# Accessing data from Google Cloud Storage

### Purpose
The purpose of this notebook is to explore using Google Cloud Storage to cache covid data to reduce the need to request and process the data each time the heroku server is accessed.

- First, connect and read from cloud storage, from a notebook.
- Second, write to cloud to storage, from a notebook.
- Third, update the heroku server and test reading from cloud storage.
- Fourth, write a script that will request and process data from the source and write to cloud storage.

## Set Up
First we need to knock this notebook one directory up to the root directory of the app.

This is just for cleanliness purposes; to keep all notebooks in a notebooks directory.

In [1]:
pwd

'/Users/DanOvadia/Projects/covid-hotspots/notebooks'

In [2]:
cd ..

/Users/DanOvadia/Projects/covid-hotspots


In [3]:
import pandas as pd
from os import path
from google.cloud import storage

from config import config

%load_ext autoreload
%autoreload 1
%aimport config.config

In order to access google cloud storage we need to set an environment variable `GOOGLE_APPLICATION_CREDENTIALS` for this session. This environment variable will point towards the service account credentials json.

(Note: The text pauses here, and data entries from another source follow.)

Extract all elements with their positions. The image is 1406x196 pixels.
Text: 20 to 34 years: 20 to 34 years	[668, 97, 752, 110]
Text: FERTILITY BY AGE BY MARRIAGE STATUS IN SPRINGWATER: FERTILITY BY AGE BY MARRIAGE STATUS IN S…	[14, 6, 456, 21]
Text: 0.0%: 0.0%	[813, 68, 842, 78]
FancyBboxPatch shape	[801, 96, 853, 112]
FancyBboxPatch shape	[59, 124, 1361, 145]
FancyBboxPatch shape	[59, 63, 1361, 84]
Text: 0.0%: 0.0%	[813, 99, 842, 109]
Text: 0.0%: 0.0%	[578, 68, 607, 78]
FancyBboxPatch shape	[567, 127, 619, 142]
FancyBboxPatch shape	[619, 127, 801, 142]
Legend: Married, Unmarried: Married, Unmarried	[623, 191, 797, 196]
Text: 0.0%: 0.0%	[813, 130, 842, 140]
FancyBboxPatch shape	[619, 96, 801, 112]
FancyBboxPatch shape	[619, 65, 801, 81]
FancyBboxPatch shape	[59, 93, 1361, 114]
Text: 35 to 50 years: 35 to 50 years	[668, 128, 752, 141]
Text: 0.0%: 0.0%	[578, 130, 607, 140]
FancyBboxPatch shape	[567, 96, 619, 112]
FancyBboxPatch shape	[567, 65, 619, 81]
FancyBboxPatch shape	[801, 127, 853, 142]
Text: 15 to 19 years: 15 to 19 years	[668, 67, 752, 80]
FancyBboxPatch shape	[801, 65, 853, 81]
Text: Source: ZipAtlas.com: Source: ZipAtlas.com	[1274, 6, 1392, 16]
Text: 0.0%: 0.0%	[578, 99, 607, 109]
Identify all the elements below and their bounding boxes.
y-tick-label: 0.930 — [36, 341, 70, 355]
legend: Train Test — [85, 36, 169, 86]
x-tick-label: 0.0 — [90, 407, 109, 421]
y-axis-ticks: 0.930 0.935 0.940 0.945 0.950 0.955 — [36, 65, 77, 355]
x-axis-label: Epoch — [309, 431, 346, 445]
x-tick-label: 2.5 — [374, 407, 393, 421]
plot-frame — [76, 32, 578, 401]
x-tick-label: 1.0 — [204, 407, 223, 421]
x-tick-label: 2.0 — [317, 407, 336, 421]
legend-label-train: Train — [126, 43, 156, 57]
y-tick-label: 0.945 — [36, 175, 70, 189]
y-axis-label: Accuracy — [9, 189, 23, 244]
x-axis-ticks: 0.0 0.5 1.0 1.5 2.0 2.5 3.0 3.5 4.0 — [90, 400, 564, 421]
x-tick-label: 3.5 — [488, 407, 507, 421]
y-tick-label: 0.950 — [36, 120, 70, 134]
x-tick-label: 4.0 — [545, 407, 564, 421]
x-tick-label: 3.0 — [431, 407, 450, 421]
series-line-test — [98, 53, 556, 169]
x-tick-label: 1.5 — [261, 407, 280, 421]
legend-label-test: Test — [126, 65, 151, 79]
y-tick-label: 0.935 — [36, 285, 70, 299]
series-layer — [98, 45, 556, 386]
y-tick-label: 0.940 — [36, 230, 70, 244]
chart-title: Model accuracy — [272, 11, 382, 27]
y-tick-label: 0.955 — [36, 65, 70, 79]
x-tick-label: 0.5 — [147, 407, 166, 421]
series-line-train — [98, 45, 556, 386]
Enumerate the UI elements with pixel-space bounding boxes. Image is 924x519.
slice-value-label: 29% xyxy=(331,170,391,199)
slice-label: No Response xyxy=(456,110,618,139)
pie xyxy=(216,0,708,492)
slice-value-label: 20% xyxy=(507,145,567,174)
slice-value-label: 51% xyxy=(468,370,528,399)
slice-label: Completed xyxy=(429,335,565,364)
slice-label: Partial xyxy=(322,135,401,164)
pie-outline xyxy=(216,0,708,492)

In the actual app, we will handle this separately.

In [5]:
# App Engine default service account credentials 
config_file = config.config.service_account_credentials_file

In [7]:
# Assign enviroment variable
%env GOOGLE_APPLICATION_CREDENTIALS=/Users/DanOvadia/Projects/covid-hotspots/config/$config_file

env: GOOGLE_APPLICATION_CREDENTIALS=/Users/DanOvadia/Projects/covid-hotspots/config/ytd-shared-project-eb630837f7b3.json


Lets test to see if we've established our authentication for google cloud storage.

In [13]:
def implicit():
    from google.cloud import storage

    # If you don't specify credentials when constructing the client, the
    # client library will look for credentials in the environment.
    storage_client = storage.Client()

    # Make an authenticated API request
    buckets = list(storage_client.list_buckets())
    print(buckets)
implicit()

[<Bucket: staging.ytd-shared-project.appspot.com>, <Bucket: us.artifacts.ytd-shared-project.appspot.com>, <Bucket: us_covid_hotspot-bucket>, <Bucket: ytd-shared-project.appspot.com>]


Yup, we look good. Now, lets import the data.

## Read from Cloud Storage

In [27]:
covid_counties = pd.read_csv('data/covid_counties_20200901.csv')

In [28]:
covid_counties.to_json('data/covid_json.json')

In [29]:
covid_counties.to_hdf('data/covid_hdf.hdf')

TypeError: to_hdf() missing 1 required positional argument: 'key'

In [21]:
file_name = "covid_counties_20200831.csv"
bucket_name = "us_covid_hotspot-bucket"

In [18]:
client = storage.Client()

In [53]:
bucket = client.get_bucket('us_covid_hotspot-bucket')

In [58]:
[print(blob) for blob in bucket.list_blobs()]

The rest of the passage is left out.